In your equations $$x$$ isn't one of coordinates, it's a parameter. It could as well be $$w$$, $$q$$, $$k$$.

In 3D geometry a curve is defined in two ways:

• writing two equations among the three coordinates (not necessarily cartesian)

• giving parametric equations, i.e. three equations of the form \eqalign{ \xi &= f(u) \cr \eta &= g(u) \cr \zeta &= h(u) \cr} where $$(\xi,\eta,\zeta)$$ are coordinates - your $$(r_1,r_2,r_3)$$.

To find the constraint equations use the fact that constraints do no work, and thus the product of constraint forces $$\vec{F}$$ and velocity $$\vec{v}$$ must be zero in a vectorial form $$\vec{F} \cdot \vec{v} = 0$$

Where $$\cdot$$ is the vector inner product.

We only care about directions here, and the direction of velocity is found by differentiation $$\vec{v} = \frac{\rm d}{{\rm d}t} \vec{r}(t) = \pmatrix{1 \\ t \cos(t) + \sin(t) \\ 2 t \exp(t^2)} \dot{t}$$

Where $$\vec{r}(t) = \pmatrix{t \\ t \sin(t) \\ \exp(t^2) }$$ is the path curve equation.
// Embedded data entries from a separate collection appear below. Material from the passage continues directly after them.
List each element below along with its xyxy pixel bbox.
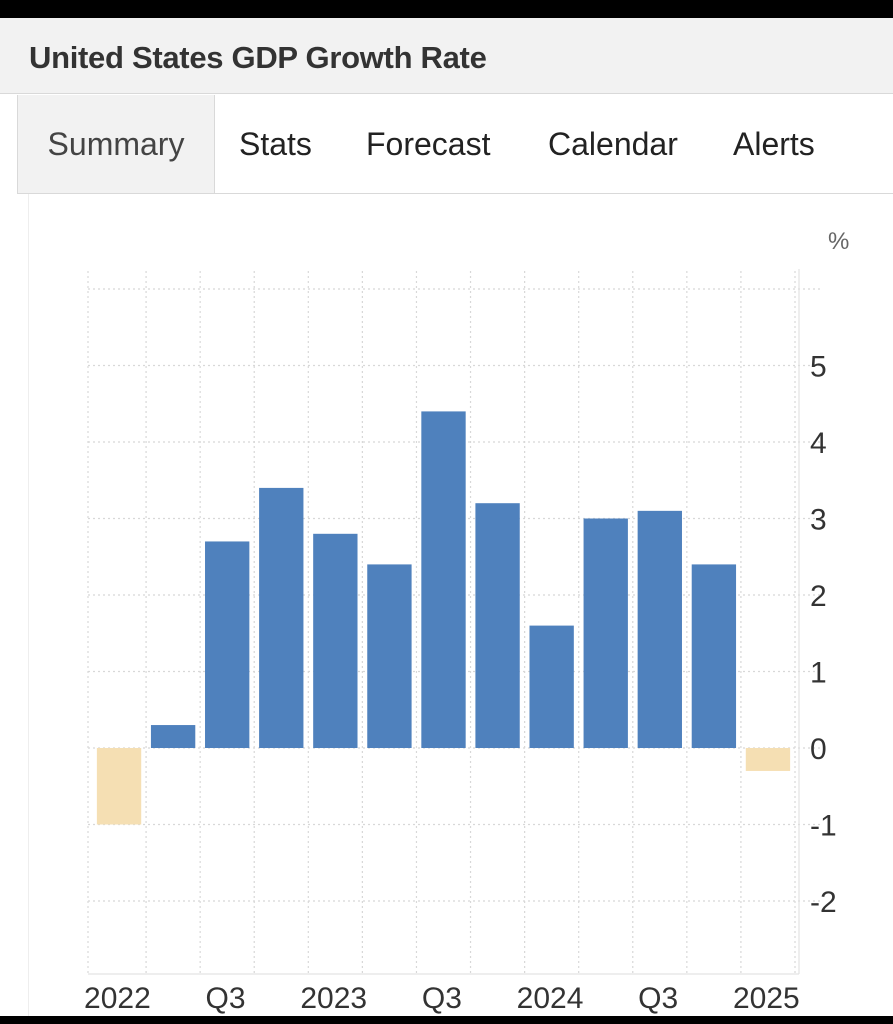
tab-calendar[interactable]: Calendar (548, 126, 678, 162)
bar (205, 541, 250, 748)
tab-summary[interactable]: Summary (18, 95, 215, 193)
title-bar: United States GDP Growth Rate (0, 18, 893, 94)
x-tick-label: 2023 (300, 982, 367, 1015)
x-tick-label: 2025 (733, 982, 800, 1015)
y-tick-label: -1 (810, 810, 837, 843)
bar (150, 725, 196, 748)
page-title: United States GDP Growth Rate (29, 40, 487, 75)
bar (96, 748, 142, 825)
x-tick-label: Q3 (638, 982, 678, 1015)
tab-forecast[interactable]: Forecast (366, 126, 491, 162)
y-tick-label: 4 (810, 427, 827, 460)
gdp-bar-chart: -2 -1 0 1 2 3 4 5% 2022 Q3 2023 Q3 2024 Q3 2025 (84, 228, 849, 1015)
y-tick-label: 1 (810, 657, 827, 690)
x-tick-label: Q3 (206, 982, 246, 1015)
bar (475, 503, 520, 748)
y-tick-label: 5 (810, 351, 827, 384)
y-unit-label: % (828, 228, 849, 255)
tab-bar: Summary Stats Forecast Calendar Alerts (17, 95, 893, 194)
x-tick-label: 2022 (84, 982, 151, 1015)
y-tick-label: 0 (810, 733, 827, 766)
chart-panel: United States GDP Growth Rate Summary St… (0, 18, 893, 1016)
bar (637, 510, 682, 748)
tab-alerts[interactable]: Alerts (733, 126, 815, 162)
bar (367, 564, 412, 748)
bar (421, 411, 466, 748)
bar (745, 748, 791, 771)
tab-stats[interactable]: Stats (239, 126, 312, 162)
x-tick-label: 2024 (517, 982, 584, 1015)
y-tick-label: 2 (810, 580, 827, 613)
bar (313, 533, 358, 748)
y-tick-label: -2 (810, 886, 837, 919)
bar (529, 625, 574, 748)
bar (259, 487, 304, 748)
y-tick-label: 3 (810, 504, 827, 537)
x-tick-label: Q3 (422, 982, 462, 1015)
chart-area: -2 -1 0 1 2 3 4 5% 2022 Q3 2023 Q3 2024 Q3 2025 (28, 194, 893, 1016)
bar (691, 564, 737, 748)
bar (583, 518, 628, 748)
So the constraint equations are all the directions orthogonal to $$\vec{v}$$. For example

$$\vec{n}_1 = \vec{v} \times \pmatrix{0\\0\\1} \propto \pmatrix{t \cos(t)+\sin(t) \\ -1 \\ 0}$$ $$\vec{n}_2 = \vec{v} \times \pmatrix{0\\1\\0} \propto \pmatrix{-2t \exp(t^2)\\0\\1}$$

Where $$\times$$ is the vector cross product.

So the constraint forces are some kind of linear combination of the two constraint directions

$$\vec{F} = \lambda_1 \pmatrix{t \cos(t)+\sin(t) \\ -1 \\ 0} + \lambda_2 \pmatrix{-2t \exp(t^2)\\0\\1}$$

You can prove that $$\vec{F} \cdot \vec{v}$$ is zero for all instances of $$t$$. So for ever $$t$$ there are two variables that describe the constraints, $$\lambda_1$$ and $$\lambda_2$$.